Array Operations & Attributes Lesson

NumPy Array Attributes

17 min to complete · By Gilad Gressel

NumPy Array Attributes

Arrays in NumPy come with a number of attributes. In this lesson, we will examine a small subset of them. You will encounter and interact with these NumPy array attributes the most.

  1. .dtype
  2. .shape
  3. .ndim
  4. .size
  5. .itemsize
  6. .nbytes
  7. .T
  8. .base
import numpy as np

.dtype

You have already seen this NumPy array attribute in the previous section.
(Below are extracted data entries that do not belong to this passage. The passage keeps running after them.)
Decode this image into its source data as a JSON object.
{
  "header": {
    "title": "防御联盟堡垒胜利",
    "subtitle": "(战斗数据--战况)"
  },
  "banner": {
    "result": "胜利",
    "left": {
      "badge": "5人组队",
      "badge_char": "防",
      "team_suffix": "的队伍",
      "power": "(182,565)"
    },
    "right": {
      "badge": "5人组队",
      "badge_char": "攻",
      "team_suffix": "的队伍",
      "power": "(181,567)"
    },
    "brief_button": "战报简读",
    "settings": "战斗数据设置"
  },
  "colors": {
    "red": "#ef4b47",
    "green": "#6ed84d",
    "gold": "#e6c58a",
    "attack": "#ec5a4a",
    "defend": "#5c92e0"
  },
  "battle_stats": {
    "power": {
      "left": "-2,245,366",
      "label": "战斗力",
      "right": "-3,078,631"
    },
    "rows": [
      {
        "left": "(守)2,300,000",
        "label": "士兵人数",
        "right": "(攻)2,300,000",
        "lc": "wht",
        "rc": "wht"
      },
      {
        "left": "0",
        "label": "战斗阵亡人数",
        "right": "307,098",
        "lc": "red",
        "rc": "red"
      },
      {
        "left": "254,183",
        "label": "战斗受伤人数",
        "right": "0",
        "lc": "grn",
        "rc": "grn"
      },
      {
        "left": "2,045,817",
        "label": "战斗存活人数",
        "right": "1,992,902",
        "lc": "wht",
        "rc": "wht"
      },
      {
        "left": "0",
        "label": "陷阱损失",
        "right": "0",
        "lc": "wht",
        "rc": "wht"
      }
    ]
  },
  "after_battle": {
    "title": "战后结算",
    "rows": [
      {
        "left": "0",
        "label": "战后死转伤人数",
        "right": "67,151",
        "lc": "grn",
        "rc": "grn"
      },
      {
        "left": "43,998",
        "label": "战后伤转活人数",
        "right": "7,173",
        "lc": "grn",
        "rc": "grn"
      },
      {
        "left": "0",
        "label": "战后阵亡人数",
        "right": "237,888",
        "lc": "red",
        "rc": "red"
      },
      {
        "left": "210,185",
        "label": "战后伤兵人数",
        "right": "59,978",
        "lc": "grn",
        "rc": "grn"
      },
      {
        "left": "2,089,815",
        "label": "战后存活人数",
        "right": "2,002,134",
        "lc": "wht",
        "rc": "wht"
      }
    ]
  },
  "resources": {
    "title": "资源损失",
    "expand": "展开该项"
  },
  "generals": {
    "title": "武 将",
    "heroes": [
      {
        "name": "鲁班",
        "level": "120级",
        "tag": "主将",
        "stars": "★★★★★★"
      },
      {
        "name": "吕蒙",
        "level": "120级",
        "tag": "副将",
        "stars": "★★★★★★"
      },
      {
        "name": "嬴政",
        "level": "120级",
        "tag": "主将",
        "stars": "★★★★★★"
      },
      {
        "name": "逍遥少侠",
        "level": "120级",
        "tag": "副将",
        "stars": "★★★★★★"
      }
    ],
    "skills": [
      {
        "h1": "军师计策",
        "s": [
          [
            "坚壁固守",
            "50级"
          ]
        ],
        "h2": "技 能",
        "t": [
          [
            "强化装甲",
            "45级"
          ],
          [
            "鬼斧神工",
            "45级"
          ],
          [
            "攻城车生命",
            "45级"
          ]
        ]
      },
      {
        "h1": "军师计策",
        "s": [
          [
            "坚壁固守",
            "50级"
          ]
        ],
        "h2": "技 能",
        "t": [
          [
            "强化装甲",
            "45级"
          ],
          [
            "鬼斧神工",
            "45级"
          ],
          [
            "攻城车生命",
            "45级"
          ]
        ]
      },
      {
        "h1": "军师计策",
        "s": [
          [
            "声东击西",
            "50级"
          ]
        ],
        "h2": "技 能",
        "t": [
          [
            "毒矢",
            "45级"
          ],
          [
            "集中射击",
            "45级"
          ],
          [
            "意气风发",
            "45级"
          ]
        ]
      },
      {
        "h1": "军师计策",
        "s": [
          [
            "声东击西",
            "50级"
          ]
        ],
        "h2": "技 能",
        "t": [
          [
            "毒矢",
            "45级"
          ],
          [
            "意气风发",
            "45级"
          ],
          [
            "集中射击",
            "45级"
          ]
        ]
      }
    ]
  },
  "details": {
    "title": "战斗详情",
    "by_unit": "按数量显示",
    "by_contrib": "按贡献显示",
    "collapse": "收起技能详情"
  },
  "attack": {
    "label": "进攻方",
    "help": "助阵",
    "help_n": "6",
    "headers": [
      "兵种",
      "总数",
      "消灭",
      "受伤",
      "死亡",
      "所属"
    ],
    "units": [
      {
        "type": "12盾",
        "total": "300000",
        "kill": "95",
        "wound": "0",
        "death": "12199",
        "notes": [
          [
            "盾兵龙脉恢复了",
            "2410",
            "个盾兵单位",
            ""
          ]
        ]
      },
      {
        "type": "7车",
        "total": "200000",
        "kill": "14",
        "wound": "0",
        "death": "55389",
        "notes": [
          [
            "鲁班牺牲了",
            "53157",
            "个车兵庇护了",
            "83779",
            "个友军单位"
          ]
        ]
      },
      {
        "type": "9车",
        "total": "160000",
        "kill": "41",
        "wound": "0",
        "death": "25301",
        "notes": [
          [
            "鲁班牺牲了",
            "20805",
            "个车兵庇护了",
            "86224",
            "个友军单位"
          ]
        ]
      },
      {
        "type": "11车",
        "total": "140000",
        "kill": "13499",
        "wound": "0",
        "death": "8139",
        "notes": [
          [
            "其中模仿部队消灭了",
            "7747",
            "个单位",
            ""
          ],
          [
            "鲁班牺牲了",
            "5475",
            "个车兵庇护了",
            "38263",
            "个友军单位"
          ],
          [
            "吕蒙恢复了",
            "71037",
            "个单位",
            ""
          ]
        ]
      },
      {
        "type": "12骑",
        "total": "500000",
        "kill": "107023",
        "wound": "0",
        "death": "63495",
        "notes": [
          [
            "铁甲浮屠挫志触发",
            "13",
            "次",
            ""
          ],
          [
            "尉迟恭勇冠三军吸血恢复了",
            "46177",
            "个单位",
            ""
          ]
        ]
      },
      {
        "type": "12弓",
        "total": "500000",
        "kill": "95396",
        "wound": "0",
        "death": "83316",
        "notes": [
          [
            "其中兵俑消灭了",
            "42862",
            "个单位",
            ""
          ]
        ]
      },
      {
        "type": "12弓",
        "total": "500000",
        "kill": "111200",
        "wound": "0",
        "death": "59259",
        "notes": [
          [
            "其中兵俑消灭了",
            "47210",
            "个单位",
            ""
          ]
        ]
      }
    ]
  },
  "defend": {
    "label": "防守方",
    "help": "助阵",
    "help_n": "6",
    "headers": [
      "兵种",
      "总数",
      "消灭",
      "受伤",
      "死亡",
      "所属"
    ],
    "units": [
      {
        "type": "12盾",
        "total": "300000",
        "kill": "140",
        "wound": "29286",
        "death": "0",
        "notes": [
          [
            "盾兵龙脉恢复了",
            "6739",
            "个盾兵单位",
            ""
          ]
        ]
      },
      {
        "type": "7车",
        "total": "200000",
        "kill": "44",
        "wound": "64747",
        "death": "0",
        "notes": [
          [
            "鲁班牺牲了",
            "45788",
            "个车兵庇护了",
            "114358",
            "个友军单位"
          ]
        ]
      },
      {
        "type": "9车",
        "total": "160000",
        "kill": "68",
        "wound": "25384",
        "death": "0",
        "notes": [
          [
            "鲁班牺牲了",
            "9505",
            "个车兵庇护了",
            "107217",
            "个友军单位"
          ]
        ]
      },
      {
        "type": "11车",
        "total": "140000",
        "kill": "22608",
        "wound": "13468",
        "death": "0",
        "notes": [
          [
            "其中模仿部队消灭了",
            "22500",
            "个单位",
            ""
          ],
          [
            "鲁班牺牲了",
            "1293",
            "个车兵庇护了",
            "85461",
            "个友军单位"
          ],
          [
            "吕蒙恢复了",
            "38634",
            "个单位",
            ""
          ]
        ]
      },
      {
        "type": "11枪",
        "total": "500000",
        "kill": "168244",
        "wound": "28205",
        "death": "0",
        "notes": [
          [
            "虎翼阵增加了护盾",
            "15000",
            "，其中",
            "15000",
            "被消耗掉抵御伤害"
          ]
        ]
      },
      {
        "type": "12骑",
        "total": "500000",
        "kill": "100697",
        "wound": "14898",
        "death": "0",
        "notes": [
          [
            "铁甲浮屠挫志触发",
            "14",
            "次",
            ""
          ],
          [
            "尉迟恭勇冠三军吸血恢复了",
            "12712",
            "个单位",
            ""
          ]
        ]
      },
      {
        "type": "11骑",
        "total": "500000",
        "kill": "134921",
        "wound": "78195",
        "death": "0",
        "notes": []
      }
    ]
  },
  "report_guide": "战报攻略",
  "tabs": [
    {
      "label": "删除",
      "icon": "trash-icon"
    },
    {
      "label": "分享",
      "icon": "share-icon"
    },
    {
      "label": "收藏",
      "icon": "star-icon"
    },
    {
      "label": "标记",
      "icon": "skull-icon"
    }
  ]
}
It returns the data type of the array.

a = np.ones((3, 3))
a.dtype
dtype('float64')

.shape

.shape is one of the most essential attributes of an array. It returns a tuple consisting of array dimensions. The dimensions are the number of elements in each dimension. For example, a 2D array of shape (2, 3) has 2 rows and 3 columns.

print(a)
# a has 3 rows and 3 columns
a.shape
[[1. 1. 1.]
 [1. 1. 1.]
 [1. 1. 1.]]

(3, 3)
b = np.ones((3, 3, 2))
# b has 3 rows, 3 columns, and 2 depth 
# you can think of it as 3 matrices of 3x2
print(b)
b.shape
[[[1. 1.]
  [1. 1.]
  [1. 1.]]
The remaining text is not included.